On January 27th and after almost twenty years of negotiations, XNUMX-XNUMX business days e India have signed a free agreement exchange (FTA), with the aim of introducing a trade liberalization process of goods, services, and investments for approximately two billion people. In addition to reducing tariffs, the agreement aims to modernize regulatory cooperation, simplify customs procedures, and deepen strategic ties.
Secondo atradius, the agreement will eliminate or reduce significantly lower tariffs on more than 95% of product groups, creating one of the world's largest preferential trade zones and linking two economies that together account for nearly a quarter of global GDP.
A political compromise between markets and sensitive sectors
The agreement reflects a deliberate political calculationBoth sides excluded agriculture. Europe did so to avoid the kind of backlash that paralyzed the agreement. EU-Mercosur, while India has refused to open up a sector that still employs nearly half its workforce. The agreement is expected to be signed within six months, with entry into force likely about a year later. However, the text still needs to undergo legal review, translation, and ratification, meaning real changes won't begin until 2027.

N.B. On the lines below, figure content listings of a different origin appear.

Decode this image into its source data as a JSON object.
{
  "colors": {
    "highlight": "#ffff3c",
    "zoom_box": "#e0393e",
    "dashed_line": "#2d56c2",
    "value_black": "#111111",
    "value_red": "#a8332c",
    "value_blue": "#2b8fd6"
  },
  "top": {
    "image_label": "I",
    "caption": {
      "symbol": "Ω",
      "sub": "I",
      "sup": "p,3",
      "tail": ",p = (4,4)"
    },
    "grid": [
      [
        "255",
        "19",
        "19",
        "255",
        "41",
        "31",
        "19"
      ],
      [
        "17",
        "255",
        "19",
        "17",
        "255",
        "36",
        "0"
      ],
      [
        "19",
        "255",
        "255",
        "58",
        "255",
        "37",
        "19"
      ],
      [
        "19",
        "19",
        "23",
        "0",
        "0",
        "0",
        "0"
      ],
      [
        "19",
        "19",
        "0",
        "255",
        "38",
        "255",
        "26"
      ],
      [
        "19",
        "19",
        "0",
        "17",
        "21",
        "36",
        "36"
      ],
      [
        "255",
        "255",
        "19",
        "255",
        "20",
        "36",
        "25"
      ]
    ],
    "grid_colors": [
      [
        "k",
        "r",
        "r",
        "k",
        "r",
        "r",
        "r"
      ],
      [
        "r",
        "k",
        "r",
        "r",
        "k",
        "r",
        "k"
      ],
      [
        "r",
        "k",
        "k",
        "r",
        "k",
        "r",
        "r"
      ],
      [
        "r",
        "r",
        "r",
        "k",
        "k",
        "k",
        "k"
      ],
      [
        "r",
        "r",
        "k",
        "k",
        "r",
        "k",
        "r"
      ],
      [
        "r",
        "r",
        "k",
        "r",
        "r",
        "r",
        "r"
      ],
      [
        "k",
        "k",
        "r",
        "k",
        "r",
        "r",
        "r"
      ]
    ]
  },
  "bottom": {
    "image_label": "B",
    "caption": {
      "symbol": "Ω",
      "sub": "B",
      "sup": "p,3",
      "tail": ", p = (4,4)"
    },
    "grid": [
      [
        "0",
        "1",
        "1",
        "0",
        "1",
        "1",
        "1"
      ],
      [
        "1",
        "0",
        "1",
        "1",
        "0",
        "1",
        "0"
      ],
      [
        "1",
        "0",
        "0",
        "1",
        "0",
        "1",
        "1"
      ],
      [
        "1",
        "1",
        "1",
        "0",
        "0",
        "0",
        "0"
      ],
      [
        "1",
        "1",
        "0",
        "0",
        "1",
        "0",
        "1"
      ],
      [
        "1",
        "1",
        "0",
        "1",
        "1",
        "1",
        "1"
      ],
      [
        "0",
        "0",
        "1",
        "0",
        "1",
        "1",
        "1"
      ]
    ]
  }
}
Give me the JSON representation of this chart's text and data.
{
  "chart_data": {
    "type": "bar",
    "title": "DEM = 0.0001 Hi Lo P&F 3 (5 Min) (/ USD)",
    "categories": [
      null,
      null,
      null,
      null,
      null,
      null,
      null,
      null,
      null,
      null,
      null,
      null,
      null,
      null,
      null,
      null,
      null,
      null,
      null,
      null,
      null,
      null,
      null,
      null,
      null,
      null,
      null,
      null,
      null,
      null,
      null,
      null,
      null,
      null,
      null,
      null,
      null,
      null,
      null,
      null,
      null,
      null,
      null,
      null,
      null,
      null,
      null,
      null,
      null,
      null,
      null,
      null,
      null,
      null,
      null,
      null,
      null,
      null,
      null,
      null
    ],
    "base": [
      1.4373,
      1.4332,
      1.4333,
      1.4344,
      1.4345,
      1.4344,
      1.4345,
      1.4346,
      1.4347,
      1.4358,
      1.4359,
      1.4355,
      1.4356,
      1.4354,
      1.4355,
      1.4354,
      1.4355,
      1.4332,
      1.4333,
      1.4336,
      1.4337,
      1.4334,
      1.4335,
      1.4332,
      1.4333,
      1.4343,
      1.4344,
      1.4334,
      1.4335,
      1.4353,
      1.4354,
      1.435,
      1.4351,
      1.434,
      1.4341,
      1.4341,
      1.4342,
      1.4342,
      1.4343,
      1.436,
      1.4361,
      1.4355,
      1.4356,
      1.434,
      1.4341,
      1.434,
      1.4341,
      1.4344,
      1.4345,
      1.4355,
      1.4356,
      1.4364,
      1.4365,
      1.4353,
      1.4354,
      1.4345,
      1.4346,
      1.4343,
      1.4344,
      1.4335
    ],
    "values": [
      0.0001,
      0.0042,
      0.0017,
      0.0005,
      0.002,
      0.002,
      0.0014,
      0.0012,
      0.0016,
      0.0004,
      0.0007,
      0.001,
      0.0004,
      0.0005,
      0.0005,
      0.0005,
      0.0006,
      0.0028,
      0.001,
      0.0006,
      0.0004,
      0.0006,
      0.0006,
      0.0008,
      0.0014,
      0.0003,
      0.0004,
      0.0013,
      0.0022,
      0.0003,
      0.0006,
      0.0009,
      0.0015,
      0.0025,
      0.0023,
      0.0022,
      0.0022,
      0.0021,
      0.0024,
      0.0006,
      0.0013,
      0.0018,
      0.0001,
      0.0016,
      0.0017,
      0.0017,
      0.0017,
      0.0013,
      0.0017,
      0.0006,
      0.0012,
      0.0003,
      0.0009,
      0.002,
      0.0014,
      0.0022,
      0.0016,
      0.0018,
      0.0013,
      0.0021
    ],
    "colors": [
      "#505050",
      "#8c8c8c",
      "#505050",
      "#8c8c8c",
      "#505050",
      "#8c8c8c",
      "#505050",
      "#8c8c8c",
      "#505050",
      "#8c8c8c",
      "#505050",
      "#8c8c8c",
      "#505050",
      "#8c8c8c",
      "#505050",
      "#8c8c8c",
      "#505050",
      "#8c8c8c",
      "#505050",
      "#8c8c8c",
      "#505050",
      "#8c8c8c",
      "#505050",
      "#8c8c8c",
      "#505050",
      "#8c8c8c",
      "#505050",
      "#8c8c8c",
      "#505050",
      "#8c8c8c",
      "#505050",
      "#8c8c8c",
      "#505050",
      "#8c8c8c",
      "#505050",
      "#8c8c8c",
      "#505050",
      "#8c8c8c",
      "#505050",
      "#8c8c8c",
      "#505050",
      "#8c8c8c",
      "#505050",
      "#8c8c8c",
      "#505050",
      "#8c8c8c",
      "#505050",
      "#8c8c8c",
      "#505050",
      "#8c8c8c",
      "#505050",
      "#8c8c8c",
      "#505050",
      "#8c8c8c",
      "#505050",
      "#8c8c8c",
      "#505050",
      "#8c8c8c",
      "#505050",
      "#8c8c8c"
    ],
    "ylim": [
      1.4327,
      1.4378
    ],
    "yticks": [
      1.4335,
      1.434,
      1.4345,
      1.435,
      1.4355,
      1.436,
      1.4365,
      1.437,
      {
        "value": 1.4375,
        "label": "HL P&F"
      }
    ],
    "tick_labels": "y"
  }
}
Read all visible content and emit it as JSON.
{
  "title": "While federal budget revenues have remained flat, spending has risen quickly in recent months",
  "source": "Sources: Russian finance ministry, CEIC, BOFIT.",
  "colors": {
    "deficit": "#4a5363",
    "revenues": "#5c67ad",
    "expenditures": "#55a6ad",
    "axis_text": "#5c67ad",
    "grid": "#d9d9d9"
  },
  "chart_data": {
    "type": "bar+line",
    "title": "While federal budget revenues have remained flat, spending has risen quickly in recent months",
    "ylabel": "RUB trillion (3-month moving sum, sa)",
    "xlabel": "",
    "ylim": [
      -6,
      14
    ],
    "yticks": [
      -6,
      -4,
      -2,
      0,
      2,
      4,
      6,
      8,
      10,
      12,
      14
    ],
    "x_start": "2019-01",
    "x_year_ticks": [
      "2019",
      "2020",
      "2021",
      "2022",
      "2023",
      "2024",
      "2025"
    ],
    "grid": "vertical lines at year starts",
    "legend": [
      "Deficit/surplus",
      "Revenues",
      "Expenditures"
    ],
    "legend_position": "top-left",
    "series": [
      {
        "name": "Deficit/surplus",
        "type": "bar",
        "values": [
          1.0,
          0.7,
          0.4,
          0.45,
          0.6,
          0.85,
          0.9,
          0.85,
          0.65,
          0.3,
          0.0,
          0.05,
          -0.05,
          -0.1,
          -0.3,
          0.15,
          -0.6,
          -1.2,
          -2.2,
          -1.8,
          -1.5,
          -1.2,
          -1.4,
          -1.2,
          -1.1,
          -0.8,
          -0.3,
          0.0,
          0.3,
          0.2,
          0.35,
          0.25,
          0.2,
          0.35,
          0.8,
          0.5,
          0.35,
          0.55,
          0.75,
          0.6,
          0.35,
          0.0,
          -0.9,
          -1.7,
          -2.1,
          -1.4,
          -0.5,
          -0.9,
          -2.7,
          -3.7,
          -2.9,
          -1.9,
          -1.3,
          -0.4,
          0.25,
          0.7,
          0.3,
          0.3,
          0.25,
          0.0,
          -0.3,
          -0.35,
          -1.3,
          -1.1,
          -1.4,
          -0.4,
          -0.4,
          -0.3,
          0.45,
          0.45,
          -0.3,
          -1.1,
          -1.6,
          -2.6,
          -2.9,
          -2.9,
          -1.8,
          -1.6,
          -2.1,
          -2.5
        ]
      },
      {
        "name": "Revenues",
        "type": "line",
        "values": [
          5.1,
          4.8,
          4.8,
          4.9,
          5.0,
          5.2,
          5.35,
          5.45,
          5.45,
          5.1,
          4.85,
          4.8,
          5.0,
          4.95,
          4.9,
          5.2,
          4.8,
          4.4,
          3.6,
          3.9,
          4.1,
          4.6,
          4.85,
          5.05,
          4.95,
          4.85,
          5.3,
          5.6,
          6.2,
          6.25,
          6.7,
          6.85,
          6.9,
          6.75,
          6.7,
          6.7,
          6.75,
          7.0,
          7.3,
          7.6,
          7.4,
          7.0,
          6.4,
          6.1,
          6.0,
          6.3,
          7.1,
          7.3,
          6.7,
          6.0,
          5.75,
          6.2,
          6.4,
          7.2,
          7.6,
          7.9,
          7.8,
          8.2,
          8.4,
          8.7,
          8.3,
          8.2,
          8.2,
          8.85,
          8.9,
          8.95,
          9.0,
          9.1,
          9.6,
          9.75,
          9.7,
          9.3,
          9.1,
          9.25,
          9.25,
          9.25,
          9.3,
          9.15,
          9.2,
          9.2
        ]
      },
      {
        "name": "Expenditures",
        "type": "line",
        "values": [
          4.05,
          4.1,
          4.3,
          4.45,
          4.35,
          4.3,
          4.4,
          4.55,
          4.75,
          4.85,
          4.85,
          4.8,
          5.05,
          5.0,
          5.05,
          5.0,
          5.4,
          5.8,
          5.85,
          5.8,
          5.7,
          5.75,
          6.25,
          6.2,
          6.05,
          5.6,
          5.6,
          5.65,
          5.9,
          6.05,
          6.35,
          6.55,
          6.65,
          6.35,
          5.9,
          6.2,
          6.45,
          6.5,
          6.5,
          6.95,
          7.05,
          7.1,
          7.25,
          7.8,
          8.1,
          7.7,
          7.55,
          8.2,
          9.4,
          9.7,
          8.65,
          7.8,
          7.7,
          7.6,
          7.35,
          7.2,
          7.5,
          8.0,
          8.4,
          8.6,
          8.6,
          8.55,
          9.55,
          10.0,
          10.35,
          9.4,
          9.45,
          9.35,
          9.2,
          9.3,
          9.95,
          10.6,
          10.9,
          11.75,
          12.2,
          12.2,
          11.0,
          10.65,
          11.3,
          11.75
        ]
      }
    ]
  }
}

Once operationalThe agreement will eliminate or reduce tariffs on 99,3% of EU exports to India and 96,6% of Indian exports to the EU in value terms. However, if the EU immediately eliminates tariffs on 90% of Indian products, including textiles and leather, New Delhi will eliminate tariffs on 30% of European products.elimination of customs duties For sensitive products, from processed foods to luxury cars, it will be phased out gradually over ten years. Quotas remain in place for key sectors, and both sides have protected their most sensitive industries.
For Europe, the most obvious advantage should be the reduction of Indian tariffs on industrial products, although the transition will take a decade. European manufacturers of machinery, electronics, pharmaceuticals, and aircraft are expected to be among the biggest beneficiaries, as India is expected to reduce tariffs from 11% to 44% on a wide range of product lines, capitalizing on the opportunities of a rapidly growing market.
The sectors that will benefit most from the agreement
For its part, theIndia she secured a preferential access for labor-intensive sectors, many of which will enter the EU duty-free from the outset. The free trade agreement opens 144 EU services subsectors to Indian companies: the elimination of customs duties follows competitors such as Bangladesh, Pakistan, and Vietnam, which already enjoy preferential access to the European market. India would thus gain immediate relief for goods hit by US tariffs, broader access for its IT and business services companies, and a more flexible visa regime for professionals and students.
Textiles and clothing, a driver of Indian exports, will see EU tariffs drop to zero, with reductions of up to 12%. This should boost shipments of yarn, ready-made garments, and home textiles. Tariffs on leather and footwear, currently 17%, will disappear completely once the agreement comes into force.
Should the following come true analysts' forecasts, I am for India the most significant gains, expected approximately five years after implementation. However, the implementation of the EU-India corridor will be closely linked to the payment methods for invoices. Recent trends show that while digital payments and automation are currently improving the speed of invoice settlement, payment discipline and manual processes continue to slow down cash flow and strain New Delhi's working capital.